Based on that sort of research (for a tad more info on it, see here), I'd suggest:

  • Renaming this to something like "A list of heuristics that suggest the case for AI x-risk is weak" (or even "fails", if you've said something like "suggest" or "might")
  • Rephrasing the heuristics to stated as disputable (or even false) claims, rather than facts. E.g., "Some people may believe that this concern is being voiced exclusively by non-experts like Elon Musk, Steven Hawking, and the talkative crazy guy next to you on the bus." ETA: Putting them in quote marks might be another option for that.
  • Moving what's currently the final paragraph caveat to before the list of heuristics.
  • Perhaps also adding sub-points about the particularly disputable dot points. E.g.:
    • "(But note that several AI experts have now voiced concern about the possibility of major catastrophes from advanced AI system, although there's still not consensus on this.)"

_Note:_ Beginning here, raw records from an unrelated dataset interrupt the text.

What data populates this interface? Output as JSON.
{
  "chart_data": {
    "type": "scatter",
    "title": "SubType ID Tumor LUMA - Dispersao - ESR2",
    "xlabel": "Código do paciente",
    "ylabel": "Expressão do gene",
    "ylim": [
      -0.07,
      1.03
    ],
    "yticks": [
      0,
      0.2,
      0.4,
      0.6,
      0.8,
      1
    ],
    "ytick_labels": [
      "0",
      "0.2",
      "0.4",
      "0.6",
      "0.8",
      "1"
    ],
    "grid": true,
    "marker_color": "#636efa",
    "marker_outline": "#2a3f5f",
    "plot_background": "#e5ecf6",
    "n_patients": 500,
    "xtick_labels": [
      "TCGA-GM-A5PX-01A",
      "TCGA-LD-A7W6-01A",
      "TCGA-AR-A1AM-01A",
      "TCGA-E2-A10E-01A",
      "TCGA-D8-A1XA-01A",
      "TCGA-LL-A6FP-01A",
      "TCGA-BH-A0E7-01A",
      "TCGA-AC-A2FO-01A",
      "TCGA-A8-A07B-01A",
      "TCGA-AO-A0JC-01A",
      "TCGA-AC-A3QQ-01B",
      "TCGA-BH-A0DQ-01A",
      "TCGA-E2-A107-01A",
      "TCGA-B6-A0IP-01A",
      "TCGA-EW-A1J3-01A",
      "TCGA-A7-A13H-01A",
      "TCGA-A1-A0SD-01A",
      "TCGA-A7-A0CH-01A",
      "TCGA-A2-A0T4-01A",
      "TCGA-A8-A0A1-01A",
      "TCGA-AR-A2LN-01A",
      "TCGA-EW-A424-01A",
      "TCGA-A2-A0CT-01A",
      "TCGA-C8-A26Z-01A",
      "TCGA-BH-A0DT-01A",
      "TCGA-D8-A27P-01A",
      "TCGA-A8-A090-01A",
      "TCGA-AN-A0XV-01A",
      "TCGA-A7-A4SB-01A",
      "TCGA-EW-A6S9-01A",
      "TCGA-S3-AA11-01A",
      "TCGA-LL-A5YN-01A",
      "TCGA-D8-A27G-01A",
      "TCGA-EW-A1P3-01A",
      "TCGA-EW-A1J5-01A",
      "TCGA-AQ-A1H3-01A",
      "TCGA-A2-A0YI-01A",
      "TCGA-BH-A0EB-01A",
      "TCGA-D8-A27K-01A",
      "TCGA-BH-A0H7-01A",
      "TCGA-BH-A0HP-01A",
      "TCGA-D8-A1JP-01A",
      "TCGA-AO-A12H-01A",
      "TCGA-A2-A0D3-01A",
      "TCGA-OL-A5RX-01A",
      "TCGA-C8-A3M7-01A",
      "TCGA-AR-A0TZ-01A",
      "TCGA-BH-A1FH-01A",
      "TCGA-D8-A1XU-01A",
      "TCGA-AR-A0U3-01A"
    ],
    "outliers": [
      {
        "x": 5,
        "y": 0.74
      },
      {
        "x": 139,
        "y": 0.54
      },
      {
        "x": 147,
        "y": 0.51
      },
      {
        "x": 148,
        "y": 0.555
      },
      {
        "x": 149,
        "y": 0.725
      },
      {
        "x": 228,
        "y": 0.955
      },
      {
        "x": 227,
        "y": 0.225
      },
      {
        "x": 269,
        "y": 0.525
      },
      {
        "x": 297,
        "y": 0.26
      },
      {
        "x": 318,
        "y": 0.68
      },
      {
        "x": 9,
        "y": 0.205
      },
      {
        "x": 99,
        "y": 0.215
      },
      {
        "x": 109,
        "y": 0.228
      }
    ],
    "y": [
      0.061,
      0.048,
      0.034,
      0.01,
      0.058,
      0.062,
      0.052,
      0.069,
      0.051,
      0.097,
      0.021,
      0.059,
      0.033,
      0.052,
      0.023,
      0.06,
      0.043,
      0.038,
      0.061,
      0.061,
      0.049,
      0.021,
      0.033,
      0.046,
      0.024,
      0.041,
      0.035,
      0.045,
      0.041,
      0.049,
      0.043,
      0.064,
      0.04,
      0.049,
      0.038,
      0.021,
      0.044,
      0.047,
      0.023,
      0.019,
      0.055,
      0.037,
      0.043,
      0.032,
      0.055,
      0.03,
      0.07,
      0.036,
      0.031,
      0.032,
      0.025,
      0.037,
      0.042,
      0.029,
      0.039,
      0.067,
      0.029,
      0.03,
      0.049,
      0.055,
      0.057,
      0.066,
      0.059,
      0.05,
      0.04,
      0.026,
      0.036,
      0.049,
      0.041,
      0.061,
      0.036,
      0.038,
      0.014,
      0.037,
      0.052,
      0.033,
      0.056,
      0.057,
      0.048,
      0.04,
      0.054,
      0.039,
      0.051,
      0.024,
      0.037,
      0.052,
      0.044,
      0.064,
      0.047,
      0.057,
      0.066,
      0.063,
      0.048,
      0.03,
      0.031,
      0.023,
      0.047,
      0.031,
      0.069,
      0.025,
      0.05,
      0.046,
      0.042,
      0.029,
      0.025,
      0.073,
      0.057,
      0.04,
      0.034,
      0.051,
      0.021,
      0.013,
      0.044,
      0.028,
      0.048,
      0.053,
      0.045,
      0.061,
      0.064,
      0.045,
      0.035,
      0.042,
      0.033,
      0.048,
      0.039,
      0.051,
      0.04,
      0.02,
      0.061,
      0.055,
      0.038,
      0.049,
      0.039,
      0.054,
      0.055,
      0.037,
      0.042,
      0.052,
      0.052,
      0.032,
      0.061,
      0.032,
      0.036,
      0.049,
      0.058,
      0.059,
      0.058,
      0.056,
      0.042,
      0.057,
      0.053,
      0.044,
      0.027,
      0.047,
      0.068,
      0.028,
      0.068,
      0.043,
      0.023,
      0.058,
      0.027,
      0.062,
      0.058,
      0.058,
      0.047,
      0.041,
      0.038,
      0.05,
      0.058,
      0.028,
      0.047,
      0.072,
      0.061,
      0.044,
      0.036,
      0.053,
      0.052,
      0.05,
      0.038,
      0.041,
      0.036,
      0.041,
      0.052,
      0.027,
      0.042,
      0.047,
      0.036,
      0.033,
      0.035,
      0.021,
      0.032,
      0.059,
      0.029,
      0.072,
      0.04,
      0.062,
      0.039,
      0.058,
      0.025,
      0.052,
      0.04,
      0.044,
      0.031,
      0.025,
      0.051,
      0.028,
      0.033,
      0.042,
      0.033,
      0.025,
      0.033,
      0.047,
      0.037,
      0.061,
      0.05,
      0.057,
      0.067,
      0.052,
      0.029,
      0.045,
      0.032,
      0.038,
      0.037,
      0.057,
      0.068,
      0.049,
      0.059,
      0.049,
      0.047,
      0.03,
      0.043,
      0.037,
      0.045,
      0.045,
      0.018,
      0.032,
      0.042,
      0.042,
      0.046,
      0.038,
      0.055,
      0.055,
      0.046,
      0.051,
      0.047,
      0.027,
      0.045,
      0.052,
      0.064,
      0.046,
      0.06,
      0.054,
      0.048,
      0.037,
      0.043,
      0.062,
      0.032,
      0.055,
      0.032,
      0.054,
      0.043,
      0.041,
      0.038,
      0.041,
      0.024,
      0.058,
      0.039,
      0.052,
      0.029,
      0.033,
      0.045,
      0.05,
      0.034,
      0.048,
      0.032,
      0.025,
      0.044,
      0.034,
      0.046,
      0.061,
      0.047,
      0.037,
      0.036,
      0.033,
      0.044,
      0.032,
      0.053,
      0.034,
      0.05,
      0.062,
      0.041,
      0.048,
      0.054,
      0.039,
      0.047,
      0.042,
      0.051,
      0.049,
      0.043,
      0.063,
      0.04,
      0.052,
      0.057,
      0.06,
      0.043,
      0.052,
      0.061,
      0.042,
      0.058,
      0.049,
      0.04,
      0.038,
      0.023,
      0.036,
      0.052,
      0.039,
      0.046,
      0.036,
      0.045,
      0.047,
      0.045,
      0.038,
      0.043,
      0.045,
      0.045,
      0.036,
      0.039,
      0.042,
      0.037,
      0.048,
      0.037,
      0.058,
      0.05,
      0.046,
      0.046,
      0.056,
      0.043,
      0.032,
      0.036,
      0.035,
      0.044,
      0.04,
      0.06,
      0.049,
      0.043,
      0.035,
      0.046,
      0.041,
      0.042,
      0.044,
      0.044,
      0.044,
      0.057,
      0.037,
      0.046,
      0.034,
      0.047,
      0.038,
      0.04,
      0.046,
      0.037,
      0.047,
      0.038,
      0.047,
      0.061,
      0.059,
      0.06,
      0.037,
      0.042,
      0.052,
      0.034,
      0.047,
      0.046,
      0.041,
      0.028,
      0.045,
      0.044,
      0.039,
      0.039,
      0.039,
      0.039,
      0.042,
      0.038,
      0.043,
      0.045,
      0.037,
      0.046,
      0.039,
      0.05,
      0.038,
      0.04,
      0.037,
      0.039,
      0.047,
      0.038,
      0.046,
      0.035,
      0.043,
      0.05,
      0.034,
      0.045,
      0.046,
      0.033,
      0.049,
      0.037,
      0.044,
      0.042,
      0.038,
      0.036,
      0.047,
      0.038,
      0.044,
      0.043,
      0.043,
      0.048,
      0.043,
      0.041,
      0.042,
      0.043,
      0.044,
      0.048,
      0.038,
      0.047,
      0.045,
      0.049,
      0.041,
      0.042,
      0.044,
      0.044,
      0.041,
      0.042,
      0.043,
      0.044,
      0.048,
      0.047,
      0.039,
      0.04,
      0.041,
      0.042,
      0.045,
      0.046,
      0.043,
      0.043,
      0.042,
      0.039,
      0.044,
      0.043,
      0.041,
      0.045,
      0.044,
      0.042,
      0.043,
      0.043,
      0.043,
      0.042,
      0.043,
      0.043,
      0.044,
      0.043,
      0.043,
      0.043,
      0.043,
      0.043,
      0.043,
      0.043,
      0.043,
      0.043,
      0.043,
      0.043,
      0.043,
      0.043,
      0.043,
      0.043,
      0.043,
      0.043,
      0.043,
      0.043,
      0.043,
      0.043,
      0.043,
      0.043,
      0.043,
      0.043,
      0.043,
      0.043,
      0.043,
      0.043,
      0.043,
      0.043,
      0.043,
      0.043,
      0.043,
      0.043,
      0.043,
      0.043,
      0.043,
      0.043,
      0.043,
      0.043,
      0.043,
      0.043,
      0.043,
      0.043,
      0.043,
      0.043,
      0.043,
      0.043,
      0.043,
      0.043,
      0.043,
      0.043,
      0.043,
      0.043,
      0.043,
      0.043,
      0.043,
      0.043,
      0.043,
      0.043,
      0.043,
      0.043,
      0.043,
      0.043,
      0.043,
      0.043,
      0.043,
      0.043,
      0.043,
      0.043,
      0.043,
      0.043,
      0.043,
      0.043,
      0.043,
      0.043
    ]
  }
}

I also recognise that several of the heuristics really do seem good, and probably should make us at least somewhat less concerned about AI. So I'm not suggesting trying to make the heuristics all sound deeply flawed. I'm just suggestng perhaps being more careful not to end up with some readers' brains, on some level, automatically processing all of these heuristics as definite truths that definitely suggest AI x-risk isn't worth of attention.

Sorry for the very unsolicited advice! It's just that preventing gradual slides into false beliefs (including from well-intentioned efforts that do actually contain the truth in them!) is sort of a hobby-horse of mine.

Also, one other heuristic/proposition that, as far as I'm aware, is simply factually incorrect (rather than "flawed but in debatable ways" or "actually pretty sound") is "AI researchers didn't come up with this concern, Hollywood did. Science fiction is constructed based on entertaining premises, not realistic capabilities of technologies." So there it may also be worth pointing out in some manner that, in reality, quite early on prominent AI researchers raised concerns somewhat similar to those discussed now.

E.g., I. J. Good apparently wrote in 1959:

Whether [an intelligence explosion] will lead to a Utopia or to the extermination of the human race will depend on how the problem is handled by the machines. The important thing will be to give them the aim of serving human beings.